What does this mean for logistics? First of all, the knowledge required to prepare and organize the surgery is concentrated with a few people. Secondly, the resources to do the surgery are scarce. If the surgeon is not available at the right moment, this will have impact. And let’s not forget the patient; if he or she is not there, or is not in the right condition to be operated, the whole plans fails as well. Having the right patient, doctor, nurse, materials on the right time and moment in the same place, that’s the challenge. And it appears that no one day is similar to the one before.

I counted a minimum of 20 different people who make preparations for that one person who needs surgery, some of which are unique resources required for that specific type of surgery. So we are dealing with highly specialised, sometimes ‘one off’ services that can be provided by a large number of scarce resources. I am wondering in what business that logistics challenge is similar.

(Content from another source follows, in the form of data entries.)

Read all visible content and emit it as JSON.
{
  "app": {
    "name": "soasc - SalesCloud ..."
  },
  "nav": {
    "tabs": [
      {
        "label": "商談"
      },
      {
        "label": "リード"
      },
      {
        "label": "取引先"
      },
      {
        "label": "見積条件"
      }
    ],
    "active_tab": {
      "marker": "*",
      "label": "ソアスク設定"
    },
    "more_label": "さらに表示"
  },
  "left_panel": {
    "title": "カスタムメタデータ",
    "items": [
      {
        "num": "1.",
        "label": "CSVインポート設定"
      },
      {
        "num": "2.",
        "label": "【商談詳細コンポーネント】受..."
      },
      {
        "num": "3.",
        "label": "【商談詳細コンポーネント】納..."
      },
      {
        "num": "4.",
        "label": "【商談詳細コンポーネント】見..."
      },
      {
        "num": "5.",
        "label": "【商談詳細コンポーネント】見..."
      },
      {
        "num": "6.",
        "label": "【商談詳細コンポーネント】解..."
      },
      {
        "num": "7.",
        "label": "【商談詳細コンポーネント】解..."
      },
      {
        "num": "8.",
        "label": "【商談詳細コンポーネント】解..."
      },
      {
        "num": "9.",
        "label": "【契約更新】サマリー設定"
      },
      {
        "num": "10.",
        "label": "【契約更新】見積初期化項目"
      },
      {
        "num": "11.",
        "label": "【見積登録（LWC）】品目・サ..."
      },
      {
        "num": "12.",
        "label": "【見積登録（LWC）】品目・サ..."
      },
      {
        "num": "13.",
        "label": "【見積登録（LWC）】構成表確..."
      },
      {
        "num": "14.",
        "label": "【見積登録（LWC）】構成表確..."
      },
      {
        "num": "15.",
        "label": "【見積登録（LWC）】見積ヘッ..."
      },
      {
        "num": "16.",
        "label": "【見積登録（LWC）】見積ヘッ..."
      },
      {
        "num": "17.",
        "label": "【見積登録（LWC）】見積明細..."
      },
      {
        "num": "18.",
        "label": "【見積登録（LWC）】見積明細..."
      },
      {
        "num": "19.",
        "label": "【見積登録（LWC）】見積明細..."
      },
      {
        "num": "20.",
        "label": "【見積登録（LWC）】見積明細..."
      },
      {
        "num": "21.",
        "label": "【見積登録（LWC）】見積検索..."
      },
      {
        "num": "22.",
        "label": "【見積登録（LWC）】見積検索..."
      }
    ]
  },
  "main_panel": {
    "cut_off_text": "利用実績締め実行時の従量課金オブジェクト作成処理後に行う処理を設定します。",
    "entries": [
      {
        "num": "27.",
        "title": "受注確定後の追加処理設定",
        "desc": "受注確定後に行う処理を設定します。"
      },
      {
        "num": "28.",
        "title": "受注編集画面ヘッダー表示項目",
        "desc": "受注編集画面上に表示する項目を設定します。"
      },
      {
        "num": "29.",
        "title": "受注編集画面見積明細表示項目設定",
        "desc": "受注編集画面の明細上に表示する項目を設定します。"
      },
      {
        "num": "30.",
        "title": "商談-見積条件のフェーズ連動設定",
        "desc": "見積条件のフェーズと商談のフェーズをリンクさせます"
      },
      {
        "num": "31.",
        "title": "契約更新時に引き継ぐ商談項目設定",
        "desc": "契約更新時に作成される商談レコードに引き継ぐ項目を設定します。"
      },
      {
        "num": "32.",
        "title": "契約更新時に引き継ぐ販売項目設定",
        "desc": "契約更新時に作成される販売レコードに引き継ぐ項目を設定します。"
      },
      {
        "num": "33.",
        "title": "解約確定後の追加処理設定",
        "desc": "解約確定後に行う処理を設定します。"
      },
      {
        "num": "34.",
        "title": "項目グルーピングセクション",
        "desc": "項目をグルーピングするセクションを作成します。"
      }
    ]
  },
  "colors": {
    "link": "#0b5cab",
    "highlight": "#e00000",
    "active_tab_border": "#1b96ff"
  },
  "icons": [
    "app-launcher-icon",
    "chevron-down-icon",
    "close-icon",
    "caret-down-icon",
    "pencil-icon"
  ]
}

I am thinking of offshore platforms that require very specific parts to be shipped to a far away place at sea, with unpredictable conditions. I worked for a large offshore company once; they too organized their logistics in very specialised units, all focussing on a specific part of the platform. They did not communicate or coordinate activities between departments, resulting in one missing essential part that had to be flown in by a helicopter. We advised them to set up a logistics department that would coordinate all logistics activities. In hospitals this is also introduced, for example by using concepts such as Integrated Capacity Management, which aims to coordinate patient planning accross departments. However, materials are often no part of this, but this too should be coordinated in coherence with patient flows. I am wondering if there is an industry where both people flows as well as materials are organized in coherence with one another. The aviation industry? Train transport? Sure, these are people logistics processes – and much to learn from these. But the ‘product’ of service these industries offer is much more standardised than doing surgeries. Perhaps we need to develop a logistics concept for medical specialties, inspired by other products or services but not copy these.